Functional redundancy of type I and type II receptors in the regulation of skeletal muscle growth by myostatin and activin A.

Myostatin (MSTN) is a transforming growth factor-ß (TGF-ß) family member that normally acts to limit muscle growth. The function of MSTN is partially redundant with that of another TGF-ß family member, activin A. MSTN and activin A are capable of signaling through a complex of type II and type I receptors. Here, we investigated the roles of two type II receptors (ACVR2 and ACVR2B) and two type I receptors (ALK4 and ALK5) in the regulation of muscle mass by these ligands by genetically targeting these receptors either alone or in combination specifically in myofibers in mice. We show that targeting signaling in myofibers is sufficient to cause significant increases in muscle mass, showing that myofibers are the direct target for signaling by these ligands in the regulation of muscle growth. Moreover, we show that there is functional redundancy between the two type II receptors as well as between the two type I receptors and that all four type II/type I receptor combinations are utilized in vivo. Targeting signaling specifically in myofibers also led to reductions in overall body fat content and improved glucose metabolism in mice fed either regular chow or a high-fat diet, demonstrating that these metabolic effects are the result of enhanced muscling. We observed no effect, however, on either bone density or muscle regeneration in mice in which signaling was targeted in myofibers. The latter finding implies that MSTN likely signals to other cells, such as satellite cells, in addition to myofibers to regulate muscle homeostasis.

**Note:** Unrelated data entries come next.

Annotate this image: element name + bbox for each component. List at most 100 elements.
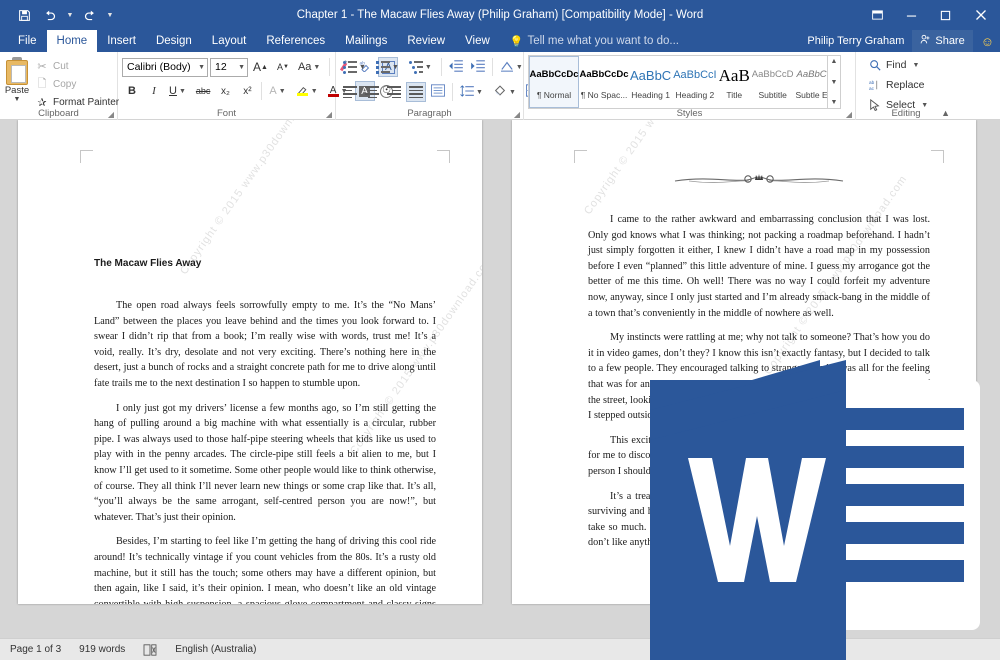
scroll-down-icon[interactable]: ▼ — [831, 79, 838, 86]
copy-button[interactable]: 🗋 Copy — [32, 76, 122, 93]
styles-dialog-launcher-icon[interactable]: ◢ — [846, 110, 852, 119]
clipboard-dialog-launcher-icon[interactable]: ◢ — [108, 110, 114, 119]
justify-button[interactable] — [406, 82, 426, 102]
numbering-button[interactable]: ▼ — [373, 57, 404, 77]
shading-dropdown-icon[interactable]: ▼ — [507, 89, 518, 96]
style-subtle-emphasis[interactable]: AaBbCcDt Subtle Em... — [795, 56, 827, 108]
find-dropdown-icon[interactable]: ▼ — [910, 62, 921, 69]
bullets-dropdown-icon[interactable]: ▼ — [357, 64, 368, 71]
customize-quick-access-toolbar-icon[interactable]: ▼ — [104, 3, 116, 27]
highlighter-icon — [296, 86, 309, 96]
style-heading-1[interactable]: AaBbC Heading 1 — [629, 56, 672, 108]
paragraph-dialog-launcher-icon[interactable]: ◢ — [514, 110, 520, 119]
feedback-smiley-icon[interactable]: ☺ — [981, 34, 994, 49]
tab-design[interactable]: Design — [146, 30, 202, 52]
style-title[interactable]: AaB Title — [718, 56, 751, 108]
collapse-ribbon-icon[interactable]: ▲ — [941, 108, 950, 118]
superscript-button[interactable]: x² — [237, 81, 257, 101]
tab-view[interactable]: View — [455, 30, 500, 52]
bullets-button[interactable]: ▼ — [340, 57, 371, 77]
maximize-button[interactable] — [928, 0, 962, 30]
text-effects-icon: A — [269, 85, 277, 97]
paste-dropdown-icon[interactable]: ▼ — [14, 96, 21, 103]
scroll-up-icon[interactable]: ▲ — [831, 58, 838, 65]
multilevel-dropdown-icon[interactable]: ▼ — [423, 64, 434, 71]
tab-insert[interactable]: Insert — [97, 30, 146, 52]
close-button[interactable] — [962, 0, 1000, 30]
tab-mailings[interactable]: Mailings — [335, 30, 397, 52]
margin-corner-icon — [80, 150, 93, 163]
paragraph[interactable]: The open road always feels sorrowfully e… — [94, 298, 436, 392]
text-highlight-color-button[interactable]: ▼ — [293, 81, 323, 101]
tab-file[interactable]: File — [8, 30, 47, 52]
styles-gallery[interactable]: AaBbCcDc ¶ Normal AaBbCcDc ¶ No Spac... … — [528, 55, 828, 109]
align-left-button[interactable] — [340, 82, 360, 102]
change-case-button[interactable]: Aa ▼ — [295, 57, 325, 77]
share-button[interactable]: Share — [912, 30, 973, 52]
shrink-font-button[interactable]: A ▼ — [273, 57, 293, 77]
align-center-button[interactable] — [362, 82, 382, 102]
bold-button[interactable]: B — [122, 81, 142, 101]
line-and-paragraph-spacing-button[interactable]: ▼ — [457, 82, 488, 102]
undo-icon[interactable] — [38, 3, 62, 27]
tab-layout[interactable]: Layout — [202, 30, 257, 52]
paragraph[interactable]: I only just got my drivers’ license a fe… — [94, 401, 436, 526]
language-indicator[interactable]: English (Australia) — [175, 644, 256, 655]
style-heading-2[interactable]: AaBbCcI Heading 2 — [672, 56, 717, 108]
strikethrough-button[interactable]: abc — [193, 81, 214, 101]
italic-button[interactable]: I — [144, 81, 164, 101]
text-effects-button[interactable]: A ▼ — [266, 81, 290, 101]
redo-icon[interactable] — [78, 3, 102, 27]
style-subtitle[interactable]: AaBbCcD Subtitle — [751, 56, 795, 108]
line-spacing-dropdown-icon[interactable]: ▼ — [474, 89, 485, 96]
font-size-dropdown-icon[interactable]: ▼ — [235, 64, 245, 71]
tab-home[interactable]: Home — [46, 30, 98, 52]
style-normal[interactable]: AaBbCcDc ¶ Normal — [529, 56, 579, 108]
text-effects-dropdown-icon[interactable]: ▼ — [277, 88, 288, 95]
underline-button[interactable]: U ▼ — [166, 81, 191, 101]
account-area: Philip Terry Graham Share ☺ — [807, 30, 1000, 52]
cut-button[interactable]: ✂ Cut — [32, 58, 122, 75]
font-dialog-launcher-icon[interactable]: ◢ — [326, 110, 332, 119]
save-icon[interactable] — [12, 3, 36, 27]
paragraph[interactable]: I came to the rather awkward and embarra… — [588, 212, 930, 321]
styles-more-icon[interactable]: ▼ — [831, 99, 838, 106]
paste-button[interactable]: Paste ▼ — [4, 56, 30, 103]
word-count[interactable]: 919 words — [79, 644, 125, 655]
page-indicator[interactable]: Page 1 of 3 — [10, 644, 61, 655]
change-case-dropdown-icon[interactable]: ▼ — [311, 64, 322, 71]
undo-dropdown-icon[interactable]: ▼ — [64, 3, 76, 27]
font-name-combo[interactable]: Calibri (Body) ▼ — [122, 57, 208, 77]
grow-font-button[interactable]: A ▲ — [250, 57, 271, 77]
underline-dropdown-icon[interactable]: ▼ — [177, 88, 188, 95]
font-name-dropdown-icon[interactable]: ▼ — [195, 64, 205, 71]
find-button[interactable]: Find ▼ — [864, 56, 925, 74]
font-size-combo[interactable]: 12 ▼ — [210, 57, 248, 77]
multilevel-list-button[interactable]: ▼ — [406, 57, 437, 77]
paragraph[interactable]: Besides, I’m starting to feel like I’m g… — [94, 534, 436, 604]
numbering-dropdown-icon[interactable]: ▼ — [390, 64, 401, 71]
increase-indent-button[interactable] — [468, 57, 488, 77]
line-spacing-grid-button[interactable] — [428, 82, 448, 102]
styles-gallery-scroll[interactable]: ▲ ▼ ▼ — [828, 55, 841, 109]
proofing-errors-icon[interactable] — [143, 643, 157, 656]
style-no-spacing[interactable]: AaBbCcDc ¶ No Spac... — [579, 56, 629, 108]
align-right-button[interactable] — [384, 82, 404, 102]
shading-bucket-icon — [493, 84, 507, 100]
decrease-indent-button[interactable] — [446, 57, 466, 77]
ribbon-display-options-icon[interactable] — [860, 0, 894, 30]
align-right-icon — [387, 86, 401, 98]
grow-font-icon: A — [253, 60, 262, 74]
user-name-label[interactable]: Philip Terry Graham — [807, 35, 904, 47]
tell-me-search[interactable]: 💡 Tell me what you want to do... — [500, 30, 689, 52]
tab-references[interactable]: References — [256, 30, 335, 52]
subscript-button[interactable]: x₂ — [215, 81, 235, 101]
shading-button[interactable]: ▼ — [490, 82, 521, 102]
search-icon — [868, 58, 882, 72]
tab-review[interactable]: Review — [397, 30, 455, 52]
highlight-dropdown-icon[interactable]: ▼ — [309, 88, 320, 95]
minimize-button[interactable] — [894, 0, 928, 30]
replace-button[interactable]: ab ac Replace — [864, 76, 929, 94]
change-case-icon: Aa — [297, 61, 312, 73]
document-page-1[interactable]: The Macaw Flies Away The open road alway… — [18, 120, 482, 604]
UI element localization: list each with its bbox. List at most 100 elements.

Targeting myostatin/activin A protects against skeletal muscle and bone loss during spaceflight.

Among the physiological consequences of extended spaceflight are loss of skeletal muscle and bone mass. One signaling pathway that plays an important role in maintaining muscle and bone homeostasis is that regulated by the secreted signaling proteins, myostatin (MSTN) and activin A. Here, we used both genetic and pharmacological approaches to investigate the effect of targeting MSTN/activin A signaling in mice that were sent to the International Space Station. Wild type mice lost significant muscle and bone mass during the 33 d spent in microgravity. Muscle weights of Mstn-/- mice, which are about twice those of wild type mice, were largely maintained during spaceflight. Systemic inhibition of MSTN/activin A signaling using a soluble form of the activin type IIB receptor (ACVR2B), which can bind each of these ligands, led to dramatic increases in both muscle and bone mass, with effects being comparable in ground and flight mice. Exposure to microgravity and treatment with the soluble receptor each led to alterations in numerous signaling pathways, which were reflected in changes in levels of key signaling components in the blood as well as their RNA expression levels in muscle and bone. These findings have implications for therapeutic strategies to combat the concomitant muscle and bone loss occurring in people afflicted with disuse atrophy on Earth as well as in astronauts in space, especially during prolonged missions.